Avec Ana j'avais été clair, pas de chichi, juste du plaisir. Et pour ne pas me perdre elle avait préféré continuer à me payer pour prétendre que mes caresses étaient de l'amour.
M. Picassi était un faux homme de la maison, de l'église et des tribunaux, des tribunaux parce qu'il était un juge important. Il avait cinquante-six ans avec du bacon dégoûtant et des cheveux presque partout. Sa femme, par contre, était un smash, je ne connaissais pas son âge, mais elle aurait pu être sa fille. Ah, l'argent.
Le juge demandait toujours à être attaché et frustré par ses désirs impurs, alors je l'attachais à la plate-forme pivotante avec une belle cage à pénis et je commençais à lui faire mal.
Il ne semblait jamais en avoir assez de la douleur.

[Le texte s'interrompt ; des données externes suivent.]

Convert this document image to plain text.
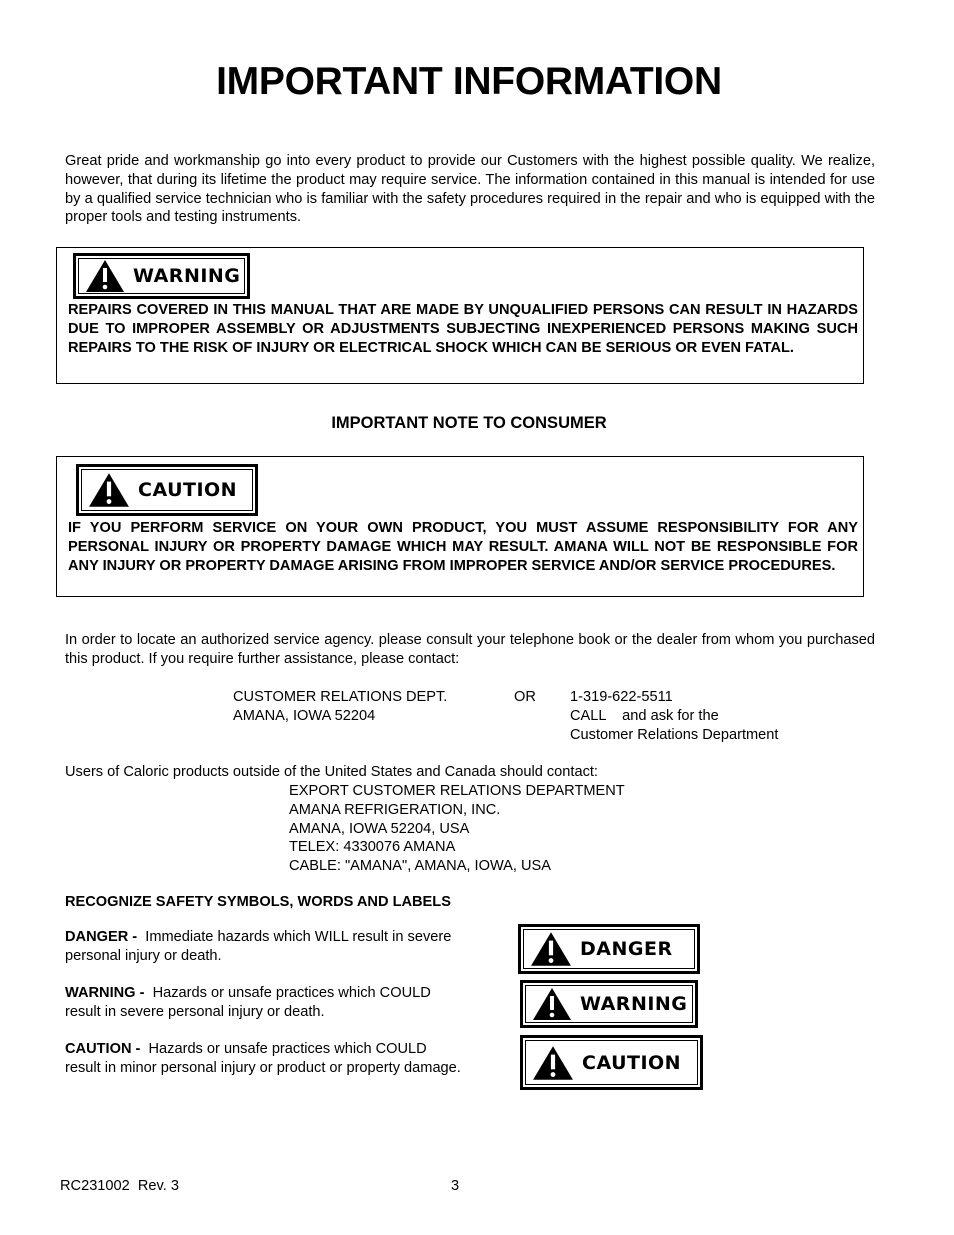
IMPORTANT INFORMATION

Great pride and workmanship go into every product to provide our Customers with the highest possible quality. We realize, however, that during its lifetime the product may require service. The information contained in this manual is intended for use by a qualified service technician who is familiar with the safety procedures required in the repair and who is equipped with the proper tools and testing instruments.

WARNING
REPAIRS COVERED IN THIS MANUAL THAT ARE MADE BY UNQUALIFIED PERSONS CAN RESULT IN HAZARDS DUE TO IMPROPER ASSEMBLY OR ADJUSTMENTS SUBJECTING INEXPERIENCED PERSONS MAKING SUCH REPAIRS TO THE RISK OF INJURY OR ELECTRICAL SHOCK WHICH CAN BE SERIOUS OR EVEN FATAL.
IMPORTANT NOTE TO CONSUMER
CAUTION
IF YOU PERFORM SERVICE ON YOUR OWN PRODUCT, YOU MUST ASSUME RESPONSIBILITY FOR ANY PERSONAL INJURY OR PROPERTY DAMAGE WHICH MAY RESULT. AMANA WILL NOT BE RESPONSIBLE FOR ANY INJURY OR PROPERTY DAMAGE ARISING FROM IMPROPER SERVICE AND/OR SERVICE PROCEDURES.

In order to locate an authorized service agency. please consult your telephone book or the dealer from whom you purchased this product. If you require further assistance, please contact:

CUSTOMER RELATIONS DEPT.
AMANA, IOWA 52204
OR 1-319-622-5511
CALL    and ask for the
Customer Relations Department
Users of Caloric products outside of the United States and Canada should contact:
EXPORT CUSTOMER RELATIONS DEPARTMENT
AMANA REFRIGERATION, INC.
AMANA, IOWA 52204, USA
TELEX: 4330076 AMANA
CABLE: "AMANA", AMANA, IOWA, USA
RECOGNIZE SAFETY SYMBOLS, WORDS AND LABELS
DANGER - Immediate hazards which WILL result in severe personal injury or death.
WARNING - Hazards or unsafe practices which COULD result in severe personal injury or death.
CAUTION - Hazards or unsafe practices which COULD result in minor personal injury or product or property damage.
DANGER
WARNING
CAUTION
RC231002  Rev. 3	3
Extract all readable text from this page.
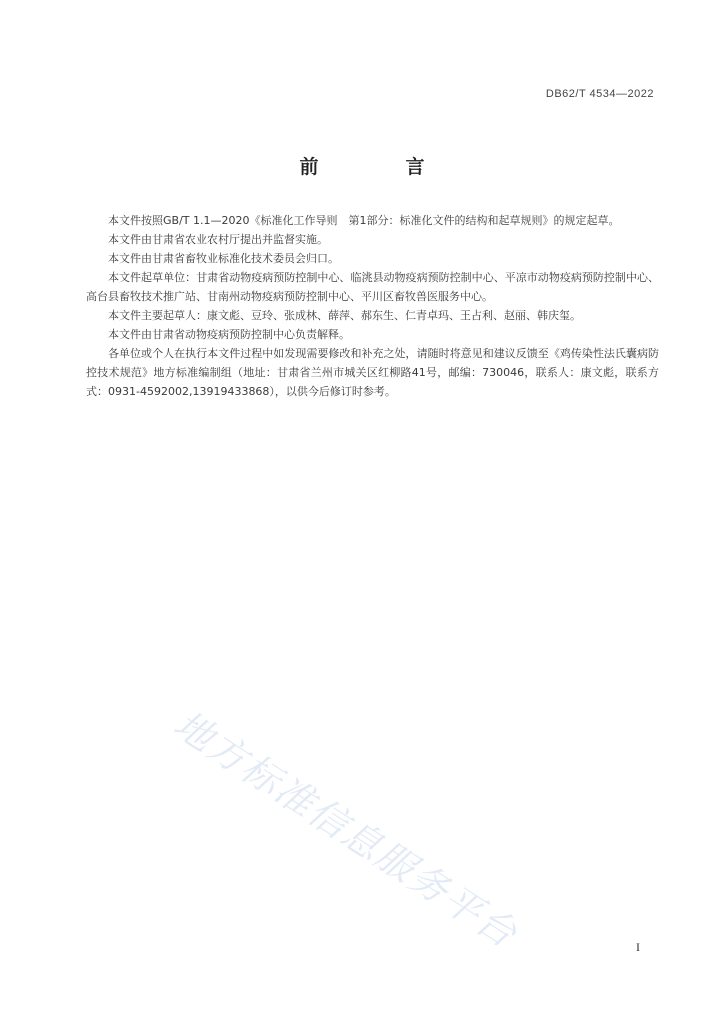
DB62/T 4534—2022
前　言

本文件按照GB/T 1.1—2020《标准化工作导则　第1部分：标准化文件的结构和起草规则》的规定起草。

本文件由甘肃省农业农村厅提出并监督实施。

本文件由甘肃省畜牧业标准化技术委员会归口。

本文件起草单位：甘肃省动物疫病预防控制中心、临洮县动物疫病预防控制中心、平凉市动物疫病预防控制中心、高台县畜牧技术推广站、甘南州动物疫病预防控制中心、平川区畜牧兽医服务中心。

本文件主要起草人：康文彪、豆玲、张成林、薛萍、郝东生、仁青卓玛、王占利、赵丽、韩庆玺。

本文件由甘肃省动物疫病预防控制中心负责解释。

各单位或个人在执行本文件过程中如发现需要修改和补充之处，请随时将意见和建议反馈至《鸡传染性法氏囊病防控技术规范》地方标准编制组（地址：甘肃省兰州市城关区红柳路41号，邮编：730046，联系人：康文彪，联系方式：0931-4592002,13919433868），以供今后修订时参考。

地方标准信息服务平台	I
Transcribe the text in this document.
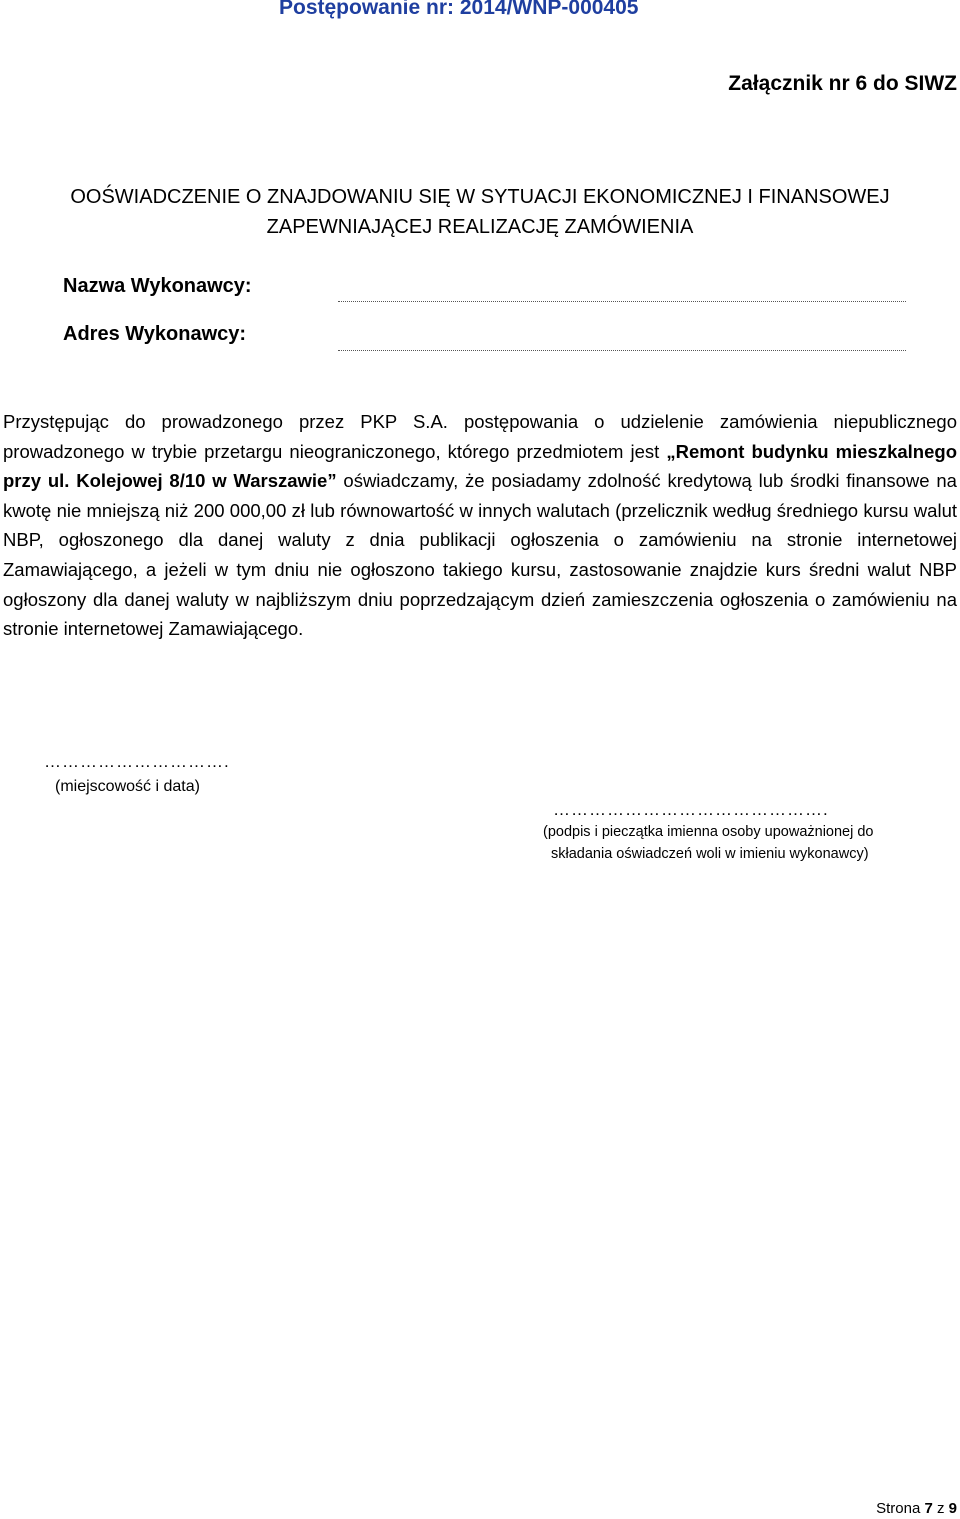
Postępowanie nr: 2014/WNP-000405
Załącznik nr 6 do SIWZ
OOŚWIADCZENIE O ZNAJDOWANIU SIĘ W SYTUACJI EKONOMICZNEJ I FINANSOWEJ
ZAPEWNIAJĄCEJ REALIZACJĘ ZAMÓWIENIA
Nazwa Wykonawcy:
Adres Wykonawcy:
Przystępując do prowadzonego przez PKP S.A. postępowania o udzielenie zamówienia niepublicznego prowadzonego w trybie przetargu nieograniczonego, którego przedmiotem jest „Remont budynku mieszkalnego przy ul. Kolejowej 8/10 w Warszawie” oświadczamy, że posiadamy zdolność kredytową lub środki finansowe na kwotę nie mniejszą niż 200 000,00 zł lub równowartość w innych walutach (przelicznik według średniego kursu walut NBP, ogłoszonego dla danej waluty z dnia publikacji ogłoszenia o zamówieniu na stronie internetowej Zamawiającego, a jeżeli w tym dniu nie ogłoszono takiego kursu, zastosowanie znajdzie kurs średni walut NBP ogłoszony dla danej waluty w najbliższym dniu poprzedzającym dzień zamieszczenia ogłoszenia o zamówieniu na stronie internetowej Zamawiającego.
………………………….
(miejscowość i data)
……………………………………….
(podpis i pieczątka imienna osoby upoważnionej do
składania oświadczeń woli w imieniu wykonawcy)
Strona 7 z 9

Je ne sais pas si M. Picassi savait que je mettais aussi son fils dessous. En attendant j'ai gardé le secret professionnel, je n'ai jamais parlé des sales souhaits et demandes de mes clients en dehors du Diamant.
Fabio, le fils modèle, était mon esclave dévoué. Il allait bientôt devenir notaire car papa ne suffisait pas pour avoir un avocat renommé comme fils.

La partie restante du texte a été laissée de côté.